The academic was making reference to the outcome of the 2022 case when the Supreme Court ruled that six Popular Democratic Movement members were unlawfully removed from the list of candidates after the 2019 election, and that they were to be sworn in to the National Assembly.
“In this regard, the political party is not at large, after the elections, to include a person in the list who was not declared duly elected as a member of the National Assembly,” Nakuta says.
On 3 January, the list of new National Assembly members was gazetted without the name of Itula.
Lawmaker Maximalliant Katjimune yesterday said the leader of the official opposition needs to be a member of parliament.
He referred to rule 37 of the National Assembly’s standing rules and order.

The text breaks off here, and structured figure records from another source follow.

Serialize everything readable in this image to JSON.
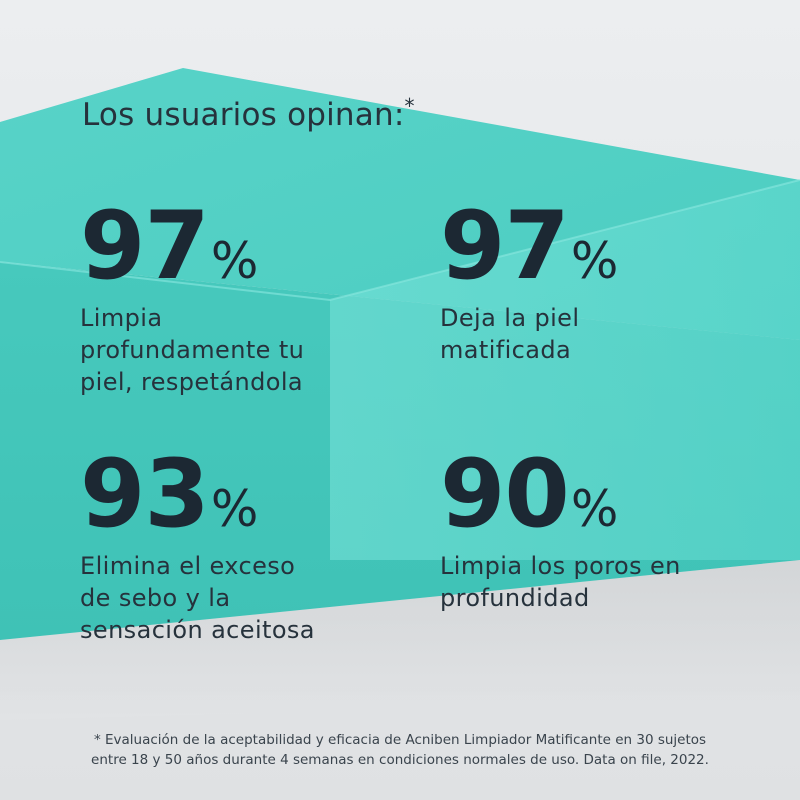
{
  "heading": {
    "text": "Los usuarios opinan:",
    "asterisk": "*"
  },
  "stats": [
    {
      "value": "97",
      "unit": "%",
      "lines": [
        "Limpia",
        "profundamente tu",
        "piel, respetándola"
      ]
    },
    {
      "value": "97",
      "unit": "%",
      "lines": [
        "Deja la piel",
        "matificada"
      ]
    },
    {
      "value": "93",
      "unit": "%",
      "lines": [
        "Elimina el exceso",
        "de sebo y la",
        "sensación aceitosa"
      ]
    },
    {
      "value": "90",
      "unit": "%",
      "lines": [
        "Limpia los poros en",
        "profundidad"
      ]
    }
  ],
  "footnote": {
    "line1": "* Evaluación de la aceptabilidad y eficacia de Acniben Limpiador Matificante en 30 sujetos",
    "line2": "entre 18 y 50 años durante 4 semanas en condiciones normales de uso. Data on file, 2022."
  },
  "colors": {
    "teal_main": "#4fd0c4",
    "teal_light": "#72e0d7",
    "teal_dark": "#3ebdb1",
    "background": "#e6e8ea",
    "text": "#1c2833"
  }
}
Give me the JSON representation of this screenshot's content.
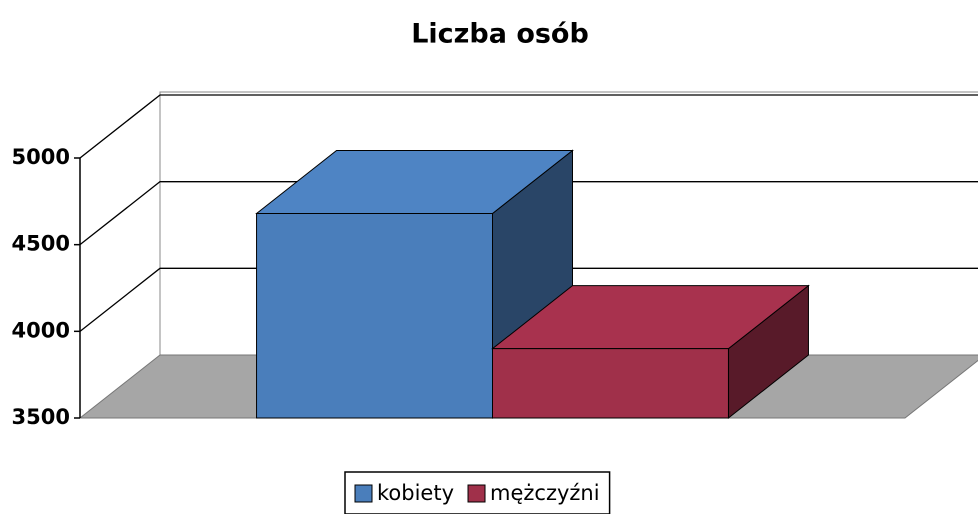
{
  "chart_data": {
    "type": "bar3d",
    "title": "Liczba osób",
    "categories": [
      null
    ],
    "series": [
      {
        "name": "kobiety",
        "color": "#4a7ebb",
        "values": [
          4680
        ]
      },
      {
        "name": "mężczyźni",
        "color": "#a0304a",
        "values": [
          3900
        ]
      }
    ],
    "ylim": [
      3500,
      5000
    ],
    "yticks": [
      3500,
      4000,
      4500,
      5000
    ],
    "grid": true,
    "legend": "bottom"
  }
}
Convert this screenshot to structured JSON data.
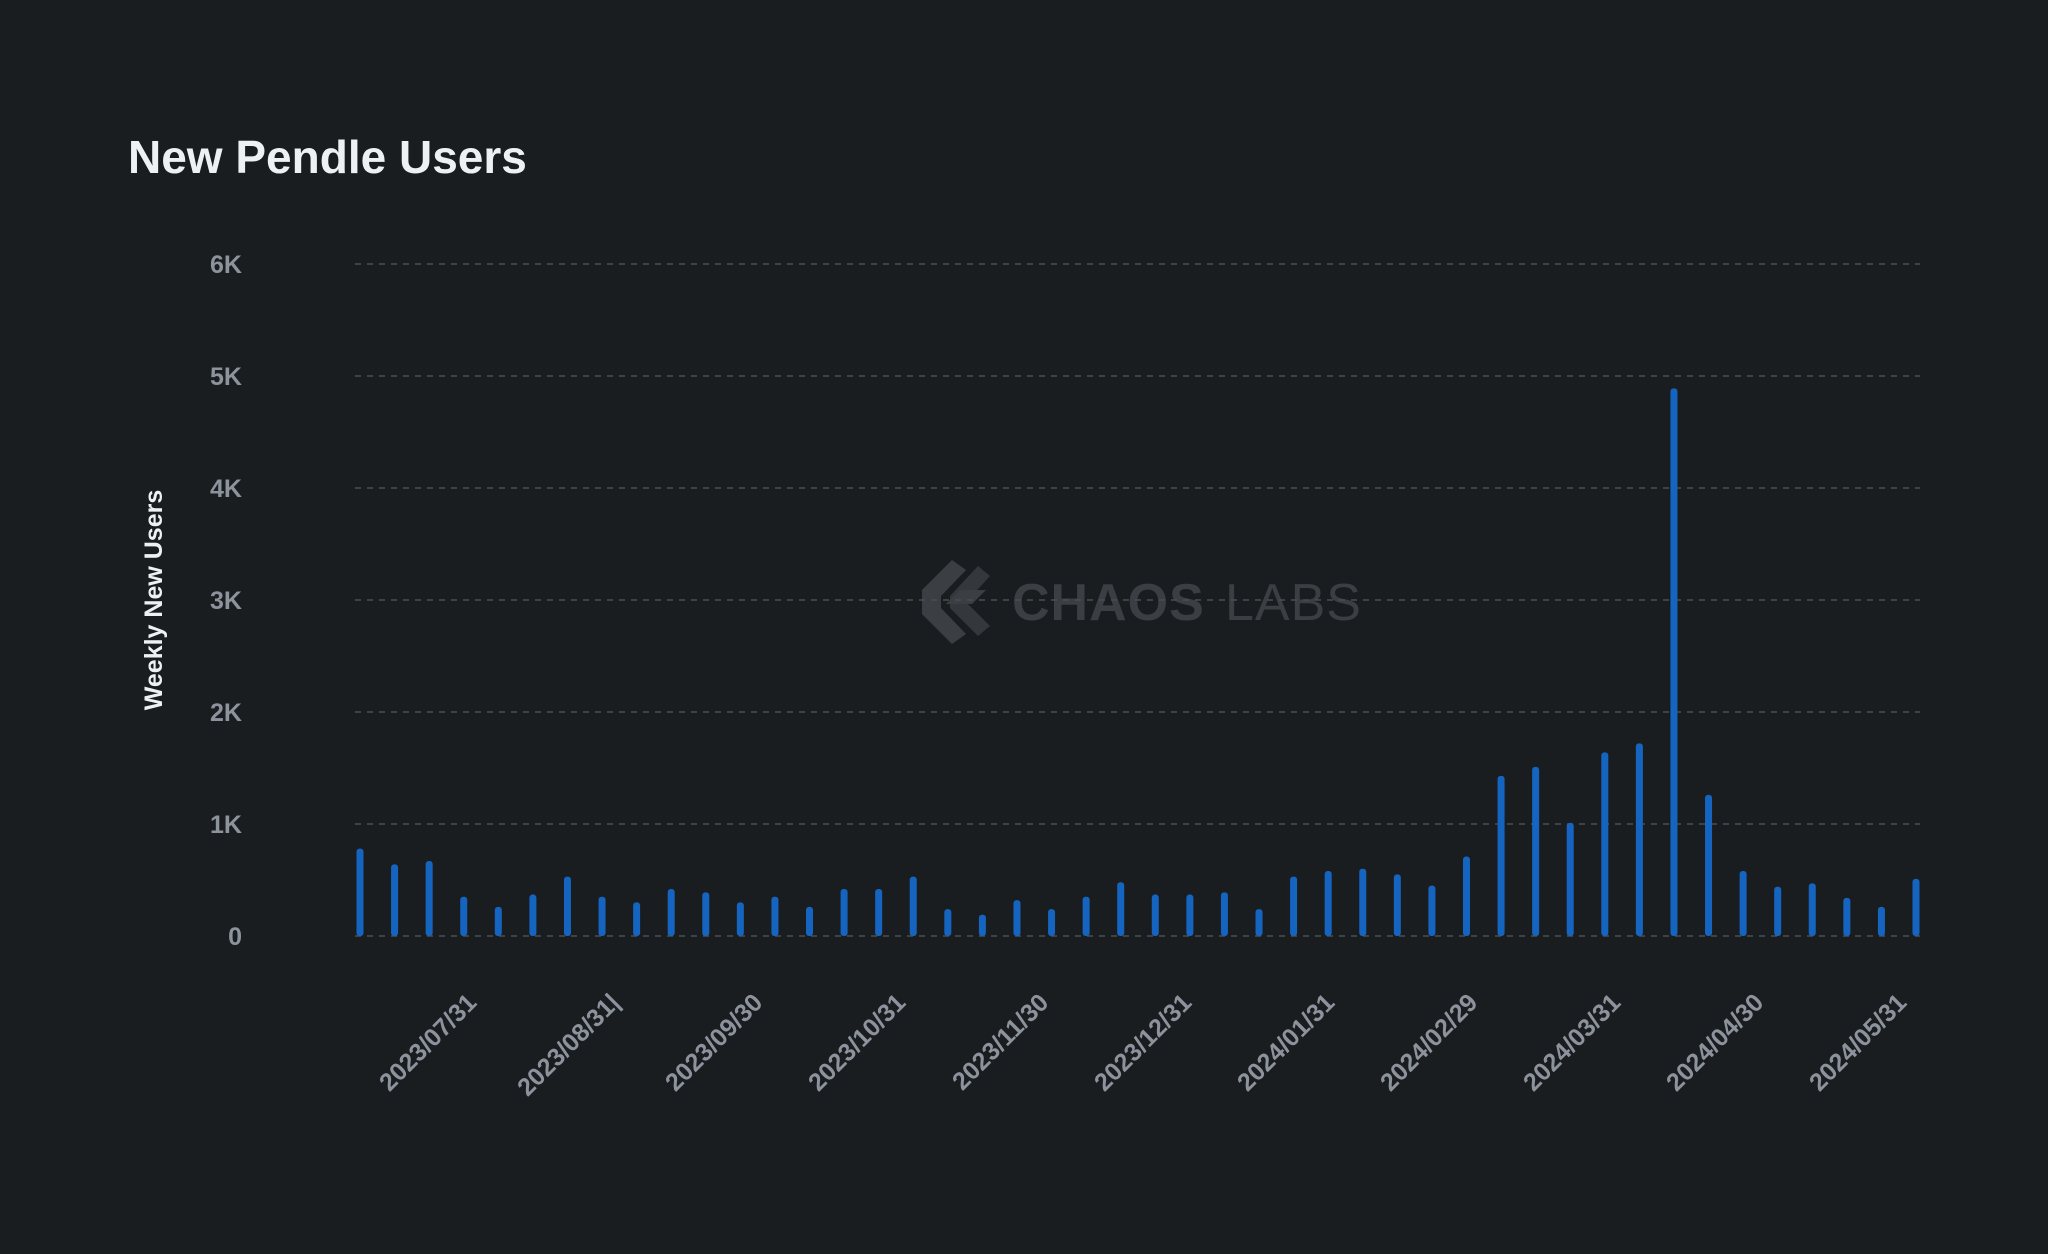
{
  "chart_data": {
    "type": "bar",
    "title": "New Pendle Users",
    "xlabel": "",
    "ylabel": "Weekly New Users",
    "ylim": [
      0,
      6000
    ],
    "y_ticks": [
      0,
      1000,
      2000,
      3000,
      4000,
      5000,
      6000
    ],
    "y_tick_labels": [
      "0",
      "1K",
      "2K",
      "3K",
      "4K",
      "5K",
      "6K"
    ],
    "x_tick_labels": [
      "2023/07/31",
      "2023/08/31|",
      "2023/09/30",
      "2023/10/31",
      "2023/11/30",
      "2023/12/31",
      "2024/01/31",
      "2024/02/29",
      "2024/03/31",
      "2024/04/30",
      "2024/05/31"
    ],
    "grid": true,
    "bar_color": "#1565c0",
    "series": [
      {
        "values": [
          780,
          640,
          670,
          350,
          260,
          370,
          530,
          350,
          300,
          420,
          390,
          300,
          350,
          260,
          420,
          420,
          530,
          240,
          190,
          320,
          240,
          350,
          480,
          370,
          370,
          390,
          240,
          530,
          580,
          600,
          550,
          450,
          710,
          1430,
          1510,
          1010,
          1640,
          1720,
          4890,
          1260,
          580,
          440,
          470,
          340,
          260,
          510
        ]
      }
    ]
  },
  "watermark": {
    "brand": "CHAOS",
    "suffix": "LABS"
  }
}
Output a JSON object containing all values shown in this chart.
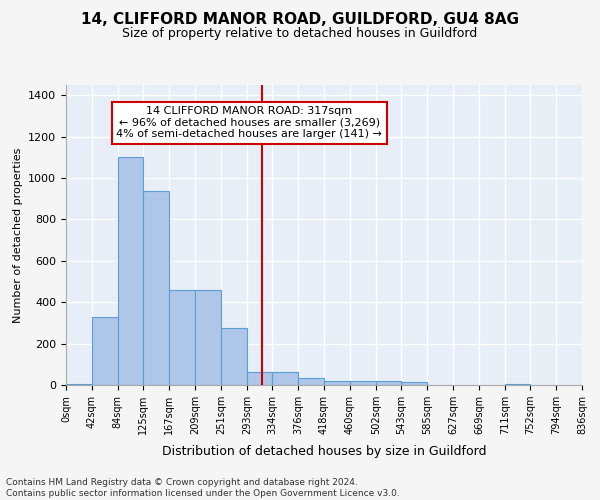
{
  "title1": "14, CLIFFORD MANOR ROAD, GUILDFORD, GU4 8AG",
  "title2": "Size of property relative to detached houses in Guildford",
  "xlabel": "Distribution of detached houses by size in Guildford",
  "ylabel": "Number of detached properties",
  "bin_edges": [
    0,
    42,
    84,
    125,
    167,
    209,
    251,
    293,
    334,
    376,
    418,
    460,
    502,
    543,
    585,
    627,
    669,
    711,
    752,
    794,
    836
  ],
  "bar_heights": [
    5,
    330,
    1100,
    940,
    460,
    460,
    275,
    65,
    65,
    35,
    20,
    20,
    20,
    15,
    0,
    0,
    0,
    5,
    0,
    0
  ],
  "bar_color": "#aec6e8",
  "bar_edge_color": "#5a9fd4",
  "background_color": "#e8eef8",
  "grid_color": "#ffffff",
  "property_size": 317,
  "vline_color": "#cc0000",
  "annotation_text": "14 CLIFFORD MANOR ROAD: 317sqm\n← 96% of detached houses are smaller (3,269)\n4% of semi-detached houses are larger (141) →",
  "annotation_box_color": "#ffffff",
  "annotation_box_edge_color": "#cc0000",
  "ylim": [
    0,
    1450
  ],
  "yticks": [
    0,
    200,
    400,
    600,
    800,
    1000,
    1200,
    1400
  ],
  "fig_bg_color": "#f5f5f5",
  "footer1": "Contains HM Land Registry data © Crown copyright and database right 2024.",
  "footer2": "Contains public sector information licensed under the Open Government Licence v3.0."
}
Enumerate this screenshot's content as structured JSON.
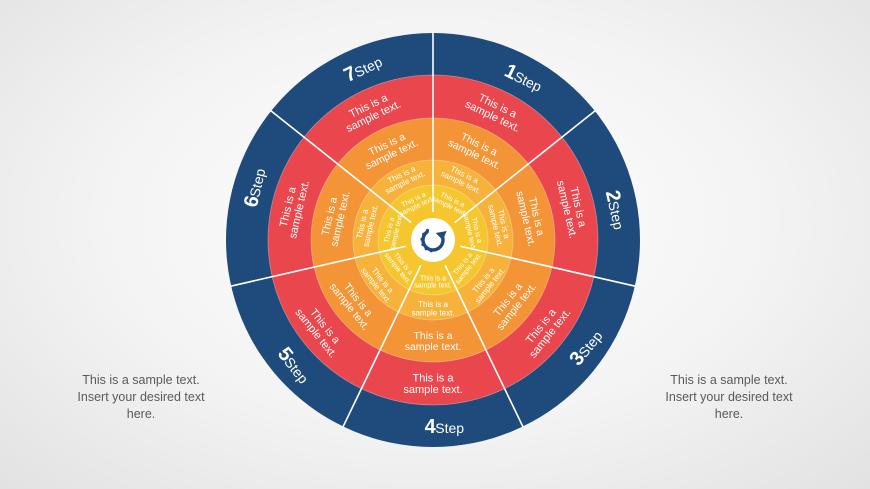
{
  "colors": {
    "outer_ring": "#1f4a7c",
    "ring_red": "#e9474d",
    "ring_orange": "#f39436",
    "ring_yellow_orange": "#f7b23b",
    "ring_yellow": "#f6c62f",
    "center": "#ffffff",
    "center_icon": "#1f4a7c",
    "divider": "#ffffff"
  },
  "center": {
    "icon": "refresh-cycle-icon"
  },
  "steps": [
    {
      "number": "1",
      "label": "Step"
    },
    {
      "number": "2",
      "label": "Step"
    },
    {
      "number": "3",
      "label": "Step"
    },
    {
      "number": "4",
      "label": "Step"
    },
    {
      "number": "5",
      "label": "Step"
    },
    {
      "number": "6",
      "label": "Step"
    },
    {
      "number": "7",
      "label": "Step"
    }
  ],
  "segment_text": [
    "This is a",
    "sample text."
  ],
  "side_notes": {
    "left": [
      "This is a sample  text.",
      "Insert your desired text",
      "here."
    ],
    "right": [
      "This is a sample  text.",
      "Insert your desired text",
      "here."
    ]
  }
}
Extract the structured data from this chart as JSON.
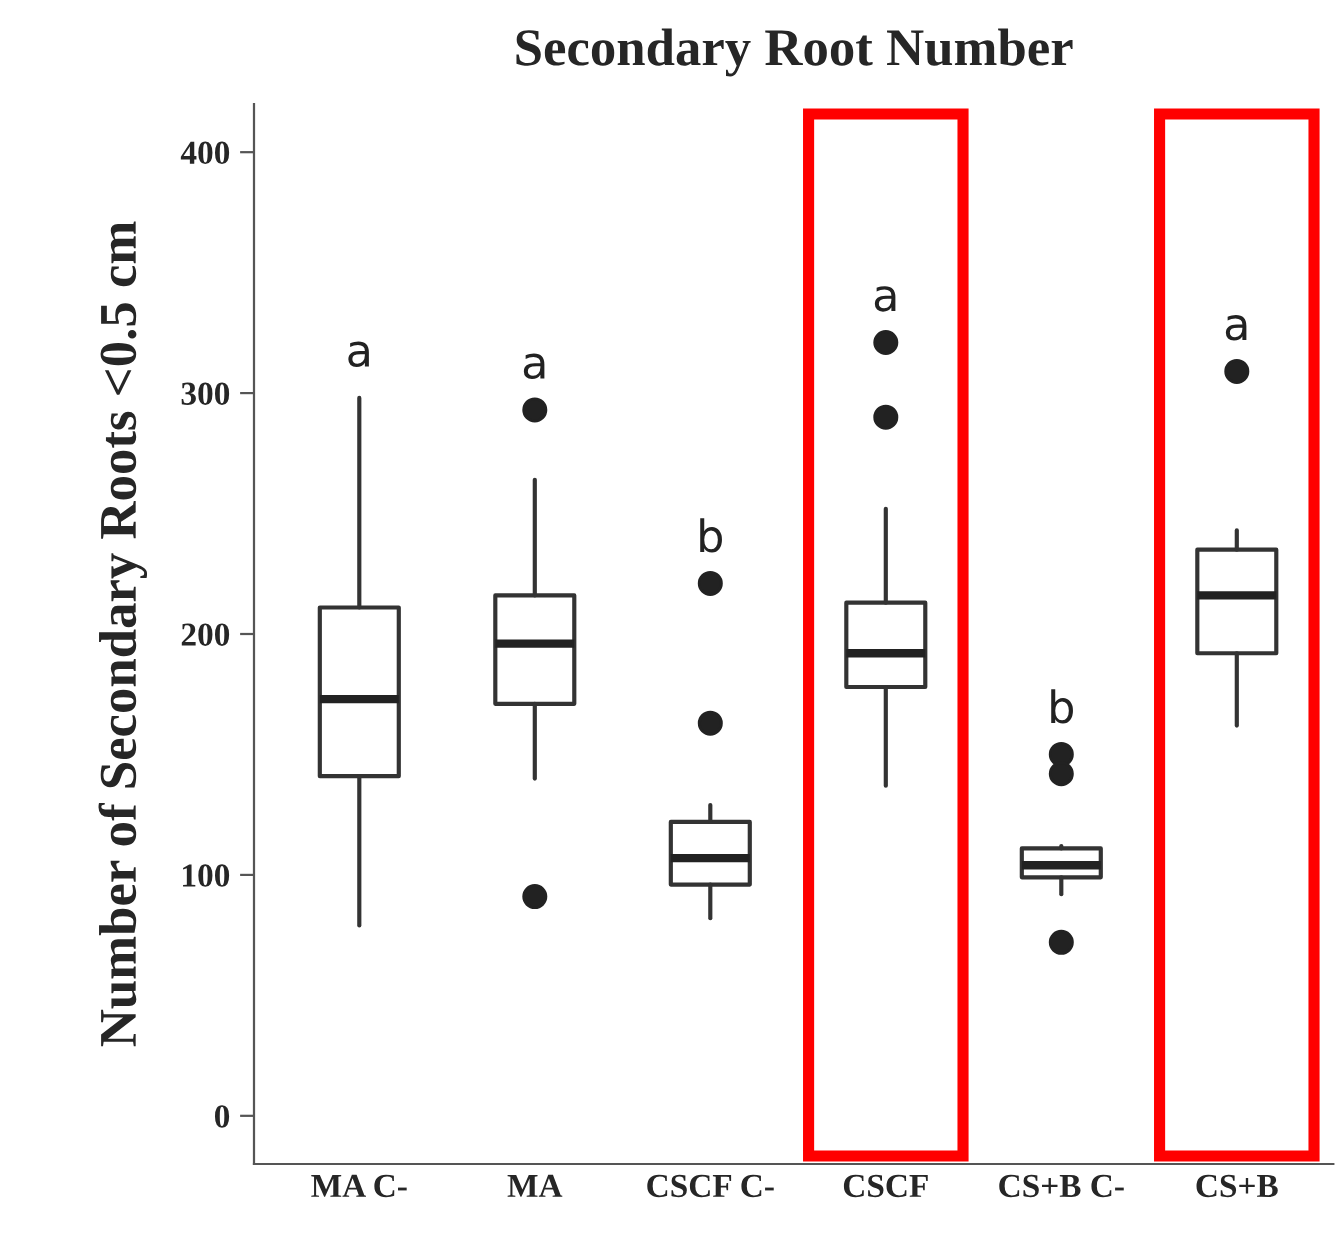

“The leader of the official opposition is selected from the largest opposition party represented in the National Assembly and must be a member of parliament pursuant to rule 37 of part 2 of the standing rules and orders of the National Assembly,” he said.
“If two or more opposition parties qualify as the largest opposition political party in the house because they hold the same number of seats, the leader of the opposition political party that obtained the most votes in the last general election must be designated as the leader of the official opposition,” the rule states.
IPC spokesperson Imms Nashinge yesterday said if they were wrong in not fielding their president for parliament, the ECN should have told them that they did not comply.
He referred the media to their argument in 2022 on the party’s stance.
IPC argued that it is unconstitutional for politicians to stand both as a presidential candidate and for the National Assembly list, as “IPC held the view that such dual candidacy is a violation of the principle of the rule of law and separation of powers”.
The current leader of the official opposition, McHenry Venaani, last month weighed in on this debate.
“Whomever they designate among their ranks becomes the leader of the official opposition,” he said.